Division of Medicine, University College London, Gower Street, LondonWC1E 6BT, U.K.
J Chem Inf Model. 2022 Nov 28;62(22):5383-5396. doi: 10.1021/acs.jcim.2c00832. Epub 2022 Nov 7.
The analysis and comparison of protein-binding sites aid various applications in the drug discovery process, e.g., hit finding, drug repurposing, and polypharmacology. Classification of binding sites has been a hot topic for the past 30 years, and many different methods have been published. The rapid development of machine learning computational algorithms, coupled with the large volume of publicly available protein-ligand 3D structures, makes it possible to apply deep learning techniques in binding site comparison. Our method uses a cutting-edge spherical convolutional neural network based on the DeepSphere architecture to learn global representations of protein-binding sites. The model was trained on TOUGH-C1 and TOUGH-M1 data and validated with the ProSPECCTs datasets. Our results show that our model can (1) perform well in protein-binding site similarity and classification tasks and (2) learn and separate the physicochemical properties of binding sites. Lastly, we tested the model on a set of kinases, where the results show that it is able to cluster the different kinase subfamilies effectively. This example demonstrates the method's promise for lead hopping within or outside a protein target, directly based on binding site information.

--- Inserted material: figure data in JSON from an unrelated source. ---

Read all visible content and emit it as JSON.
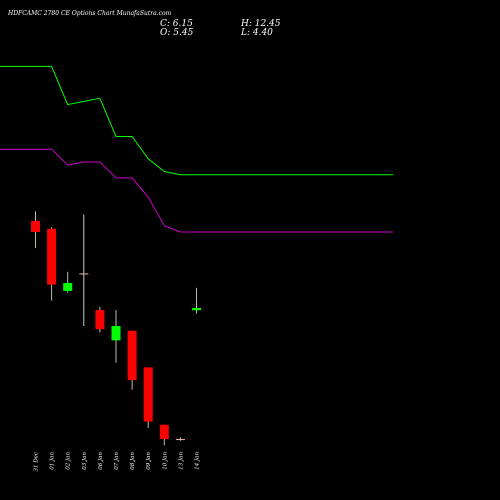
{
  "header": {
    "title": "HDFCAMC 2780  CE Options  Chart MunafaSutra.com",
    "close_text": "C: 6.15",
    "open_text": "O: 5.45",
    "high_text": "H: 12.45",
    "low_text": "L: 4.40"
  },
  "colors": {
    "background": "#000000",
    "up": "#00ff00",
    "down": "#ff0000",
    "upper_line": "#00ff00",
    "lower_line": "#cc00cc",
    "text": "#ffffff"
  },
  "chart_data": {
    "type": "candlestick",
    "categories": [
      "31 Dec",
      "01 Jan",
      "02 Jan",
      "03 Jan",
      "06 Jan",
      "07 Jan",
      "08 Jan",
      "09 Jan",
      "10 Jan",
      "13 Jan",
      "14 Jan"
    ],
    "candles": [
      {
        "open": 33.5,
        "high": 36.5,
        "low": 25.0,
        "close": 30.0
      },
      {
        "open": 31.0,
        "high": 31.5,
        "low": 8.5,
        "close": 13.5
      },
      {
        "open": 11.5,
        "high": 17.5,
        "low": 11.0,
        "close": 14.0
      },
      {
        "open": 17.0,
        "high": 35.5,
        "low": 0.5,
        "close": 17.0
      },
      {
        "open": 5.5,
        "high": 6.5,
        "low": -1.5,
        "close": -0.5
      },
      {
        "open": -4.0,
        "high": 5.5,
        "low": -11.0,
        "close": 0.5
      },
      {
        "open": -1.0,
        "high": -1.0,
        "low": -19.5,
        "close": -16.5
      },
      {
        "open": -12.5,
        "high": -12.5,
        "low": -31.5,
        "close": -29.5
      },
      {
        "open": -30.5,
        "high": -30.5,
        "low": -37.0,
        "close": -35.0
      },
      {
        "open": -35.0,
        "high": -34.5,
        "low": -35.5,
        "close": -35.0
      },
      {
        "open": 5.45,
        "high": 12.45,
        "low": 4.4,
        "close": 6.15
      }
    ],
    "upper_band": [
      82,
      82,
      70,
      71,
      72,
      60,
      60,
      53,
      49,
      48,
      48
    ],
    "lower_band": [
      56,
      56,
      51,
      52,
      52,
      47,
      47,
      41,
      32,
      30,
      30
    ],
    "ylim": [
      -40,
      95
    ],
    "grid": false,
    "legend": "none"
  }
}
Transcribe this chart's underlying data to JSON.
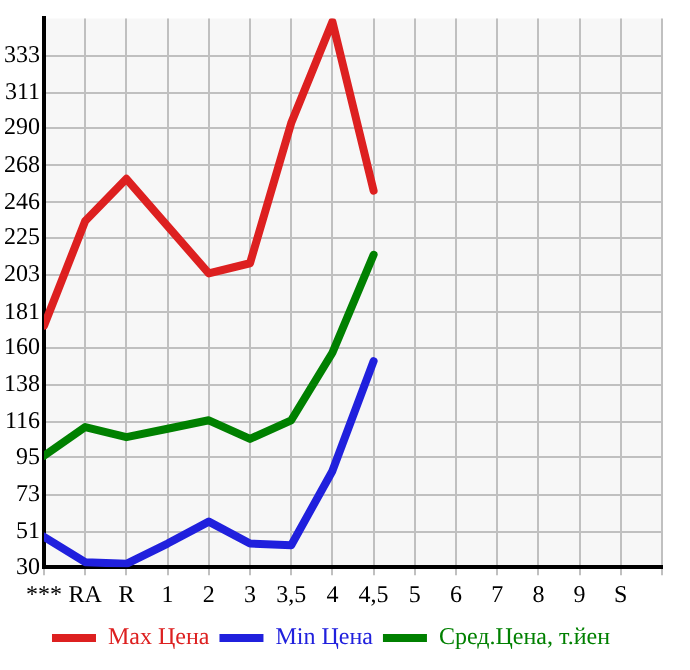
{
  "chart_data": {
    "type": "line",
    "categories": [
      "***",
      "RA",
      "R",
      "1",
      "2",
      "3",
      "3,5",
      "4",
      "4,5",
      "5",
      "6",
      "7",
      "8",
      "9",
      "S"
    ],
    "series": [
      {
        "name": "Max Цена",
        "color": "#dd2020",
        "values": [
          173,
          235,
          260,
          232,
          204,
          210,
          293,
          353,
          253,
          null,
          null,
          null,
          null,
          null,
          null
        ]
      },
      {
        "name": "Min Цена",
        "color": "#2020dd",
        "values": [
          48,
          33,
          32,
          44,
          57,
          44,
          43,
          87,
          152,
          null,
          null,
          null,
          null,
          null,
          null
        ]
      },
      {
        "name": "Сред.Цена, т.йен",
        "color": "#008000",
        "values": [
          96,
          113,
          107,
          112,
          117,
          106,
          117,
          157,
          215,
          null,
          null,
          null,
          null,
          null,
          null
        ]
      }
    ],
    "ylim": [
      30,
      355
    ],
    "yticks": [
      30,
      51,
      73,
      95,
      116,
      138,
      160,
      181,
      203,
      225,
      246,
      268,
      290,
      311,
      333
    ],
    "grid": true,
    "legend": "bottom",
    "marker": "none",
    "line_style": "solid"
  }
}
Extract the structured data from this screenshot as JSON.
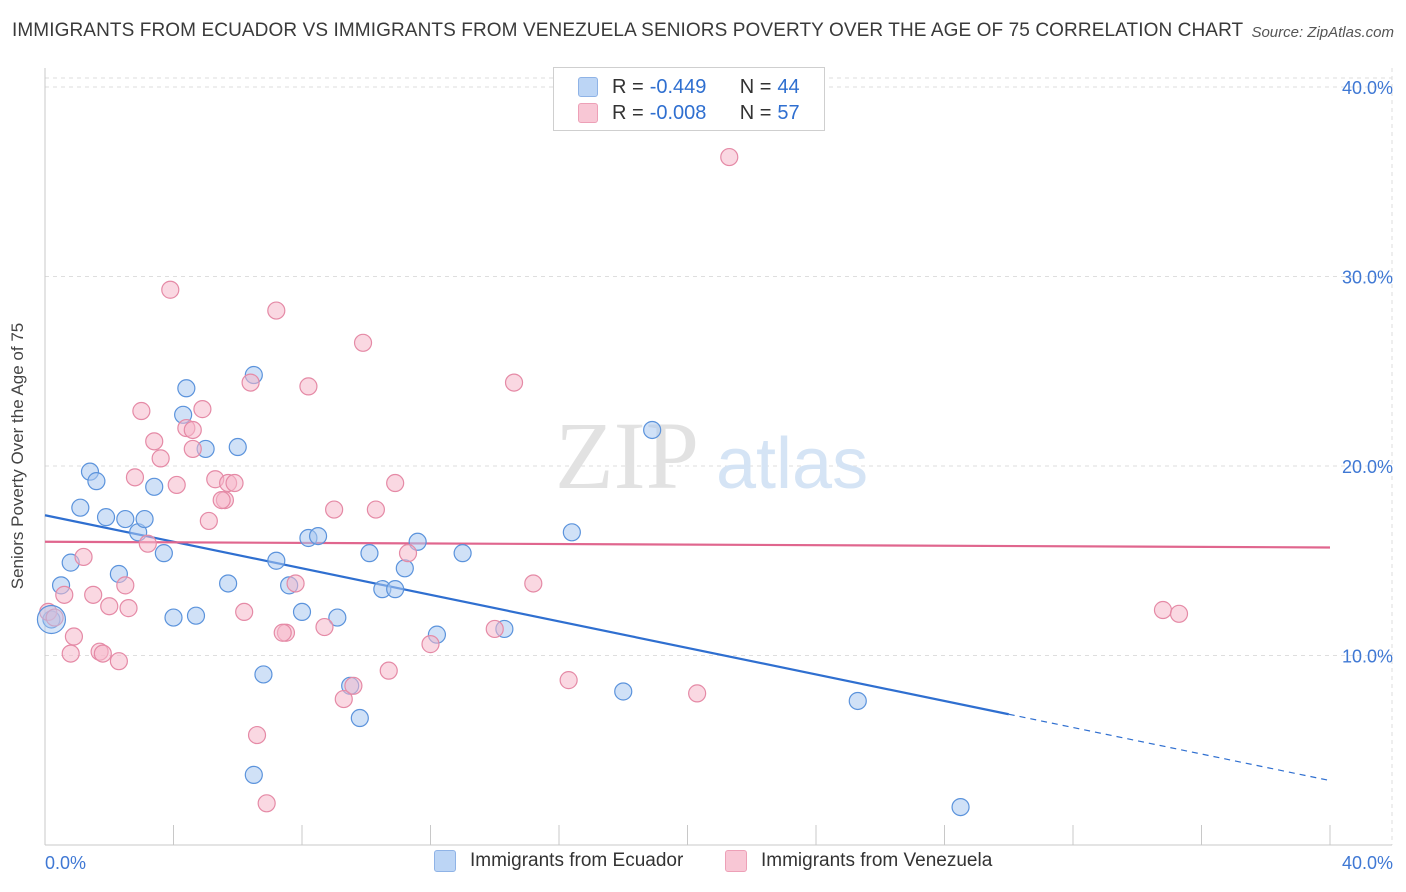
{
  "title": "IMMIGRANTS FROM ECUADOR VS IMMIGRANTS FROM VENEZUELA SENIORS POVERTY OVER THE AGE OF 75 CORRELATION CHART",
  "source": "Source: ZipAtlas.com",
  "watermark": {
    "zip": "ZIP",
    "atlas": "atlas"
  },
  "legend": {
    "rows": [
      {
        "r_label": "R = ",
        "r_value": "-0.449",
        "n_label": "N = ",
        "n_value": "44",
        "color": "#a9c8f0"
      },
      {
        "r_label": "R = ",
        "r_value": "-0.008",
        "n_label": "N = ",
        "n_value": "57",
        "color": "#f5b8ca"
      }
    ]
  },
  "bottom_legend": [
    {
      "label": "Immigrants from Ecuador",
      "color": "#a9c8f0"
    },
    {
      "label": "Immigrants from Venezuela",
      "color": "#f5b8ca"
    }
  ],
  "chart_data": {
    "type": "scatter",
    "title": "IMMIGRANTS FROM ECUADOR VS IMMIGRANTS FROM VENEZUELA SENIORS POVERTY OVER THE AGE OF 75 CORRELATION CHART",
    "xlabel": "",
    "ylabel": "Seniors Poverty Over the Age of 75",
    "xlim": [
      0,
      40
    ],
    "ylim": [
      0,
      41
    ],
    "x_tick_labels": [
      "0.0%",
      "40.0%"
    ],
    "y_tick_labels": [
      "10.0%",
      "20.0%",
      "30.0%",
      "40.0%"
    ],
    "y_ticks": [
      10,
      20,
      30,
      40
    ],
    "grid": true,
    "legend_position": "top-center",
    "series": [
      {
        "name": "Immigrants from Ecuador",
        "color": "#5b93dc",
        "fill": "#a9c8f0",
        "trend": {
          "x0": 0,
          "y0": 17.4,
          "x1": 30,
          "y1": 6.9,
          "dash_to_x": 40,
          "dash_to_y": 3.4,
          "color": "#2f6fd0"
        },
        "points": [
          [
            0.2,
            11.9
          ],
          [
            0.5,
            13.7
          ],
          [
            0.8,
            14.9
          ],
          [
            1.1,
            17.8
          ],
          [
            1.4,
            19.7
          ],
          [
            1.6,
            19.2
          ],
          [
            1.9,
            17.3
          ],
          [
            2.3,
            14.3
          ],
          [
            2.5,
            17.2
          ],
          [
            2.9,
            16.5
          ],
          [
            3.1,
            17.2
          ],
          [
            3.4,
            18.9
          ],
          [
            3.7,
            15.4
          ],
          [
            4.0,
            12.0
          ],
          [
            4.3,
            22.7
          ],
          [
            4.4,
            24.1
          ],
          [
            4.7,
            12.1
          ],
          [
            5.0,
            20.9
          ],
          [
            5.7,
            13.8
          ],
          [
            6.0,
            21.0
          ],
          [
            6.5,
            24.8
          ],
          [
            6.8,
            9.0
          ],
          [
            7.2,
            15.0
          ],
          [
            7.6,
            13.7
          ],
          [
            8.2,
            16.2
          ],
          [
            8.5,
            16.3
          ],
          [
            8.0,
            12.3
          ],
          [
            9.1,
            12.0
          ],
          [
            9.5,
            8.4
          ],
          [
            9.8,
            6.7
          ],
          [
            10.1,
            15.4
          ],
          [
            10.5,
            13.5
          ],
          [
            10.9,
            13.5
          ],
          [
            11.2,
            14.6
          ],
          [
            11.6,
            16.0
          ],
          [
            12.2,
            11.1
          ],
          [
            13.0,
            15.4
          ],
          [
            14.3,
            11.4
          ],
          [
            16.4,
            16.5
          ],
          [
            18.0,
            8.1
          ],
          [
            18.9,
            21.9
          ],
          [
            25.3,
            7.6
          ],
          [
            28.5,
            2.0
          ],
          [
            6.5,
            3.7
          ]
        ]
      },
      {
        "name": "Immigrants from Venezuela",
        "color": "#e58aa6",
        "fill": "#f5b8ca",
        "trend": {
          "x0": 0,
          "y0": 16.0,
          "x1": 40,
          "y1": 15.7,
          "color": "#e0668e"
        },
        "points": [
          [
            0.1,
            12.3
          ],
          [
            0.3,
            12.0
          ],
          [
            0.6,
            13.2
          ],
          [
            0.9,
            11.0
          ],
          [
            1.2,
            15.2
          ],
          [
            1.5,
            13.2
          ],
          [
            1.7,
            10.2
          ],
          [
            2.0,
            12.6
          ],
          [
            2.3,
            9.7
          ],
          [
            2.5,
            13.7
          ],
          [
            2.6,
            12.5
          ],
          [
            2.8,
            19.4
          ],
          [
            3.0,
            22.9
          ],
          [
            3.4,
            21.3
          ],
          [
            3.6,
            20.4
          ],
          [
            3.9,
            29.3
          ],
          [
            4.1,
            19.0
          ],
          [
            4.4,
            22.0
          ],
          [
            4.6,
            21.9
          ],
          [
            4.9,
            23.0
          ],
          [
            5.1,
            17.1
          ],
          [
            5.3,
            19.3
          ],
          [
            5.6,
            18.2
          ],
          [
            5.7,
            19.1
          ],
          [
            5.9,
            19.1
          ],
          [
            6.2,
            12.3
          ],
          [
            6.4,
            24.4
          ],
          [
            6.6,
            5.8
          ],
          [
            6.9,
            2.2
          ],
          [
            7.2,
            28.2
          ],
          [
            7.5,
            11.2
          ],
          [
            7.8,
            13.8
          ],
          [
            8.2,
            24.2
          ],
          [
            8.7,
            11.5
          ],
          [
            9.0,
            17.7
          ],
          [
            9.3,
            7.7
          ],
          [
            9.6,
            8.4
          ],
          [
            9.9,
            26.5
          ],
          [
            10.3,
            17.7
          ],
          [
            10.7,
            9.2
          ],
          [
            10.9,
            19.1
          ],
          [
            11.3,
            15.4
          ],
          [
            12.0,
            10.6
          ],
          [
            14.0,
            11.4
          ],
          [
            14.6,
            24.4
          ],
          [
            15.2,
            13.8
          ],
          [
            16.3,
            8.7
          ],
          [
            20.3,
            8.0
          ],
          [
            21.3,
            36.3
          ],
          [
            34.8,
            12.4
          ],
          [
            35.3,
            12.2
          ],
          [
            0.8,
            10.1
          ],
          [
            1.8,
            10.1
          ],
          [
            3.2,
            15.9
          ],
          [
            4.6,
            20.9
          ],
          [
            5.5,
            18.2
          ],
          [
            7.4,
            11.2
          ]
        ]
      }
    ]
  }
}
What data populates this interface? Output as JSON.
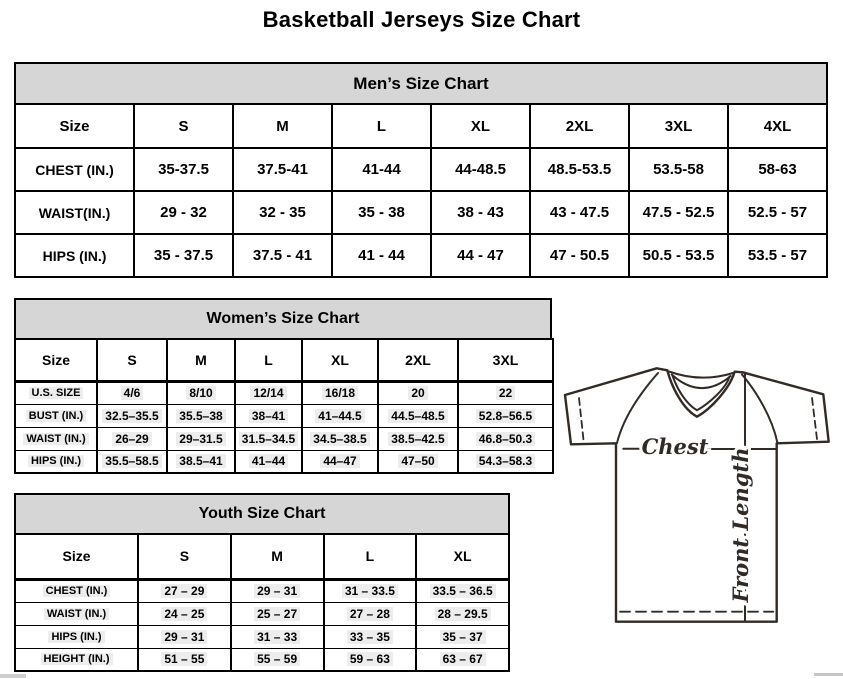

蛋白质结合位点的分析和比较有助于药物发现过程中的各种应用,例如命中发现、药物再利用和多药理学。结合位点的分类是过去 30 年来的热门话题,已经发表了许多不同的方法。机器学习计算算法的快速发展,加上大量公开可用的蛋白质 - 配体 3D 结构,使得可以将深度学习技术应用于结合位点比较。我们的方法使用基于 DeepSphere 架构的前沿球形卷积神经网络来学习蛋白质结合位点的全局表示。该模型在 TOUGH-C1 和 TOUGH-M1 数据上进行了训练,并使用 ProSPECCTs 数据集进行了验证。我们的结果表明,我们的模型可以:(1)在蛋白质结合位点相似性和分类任务中表现良好;(2)学习和分离结合位点的物理化学性质。最后,我们在一组激酶上测试了该模型,结果表明它能够有效地对不同的激酶亚家族进行聚类。这个例子证明了该方法在基于结合位点信息在蛋白质靶标内或外进行先导跳跃的潜力。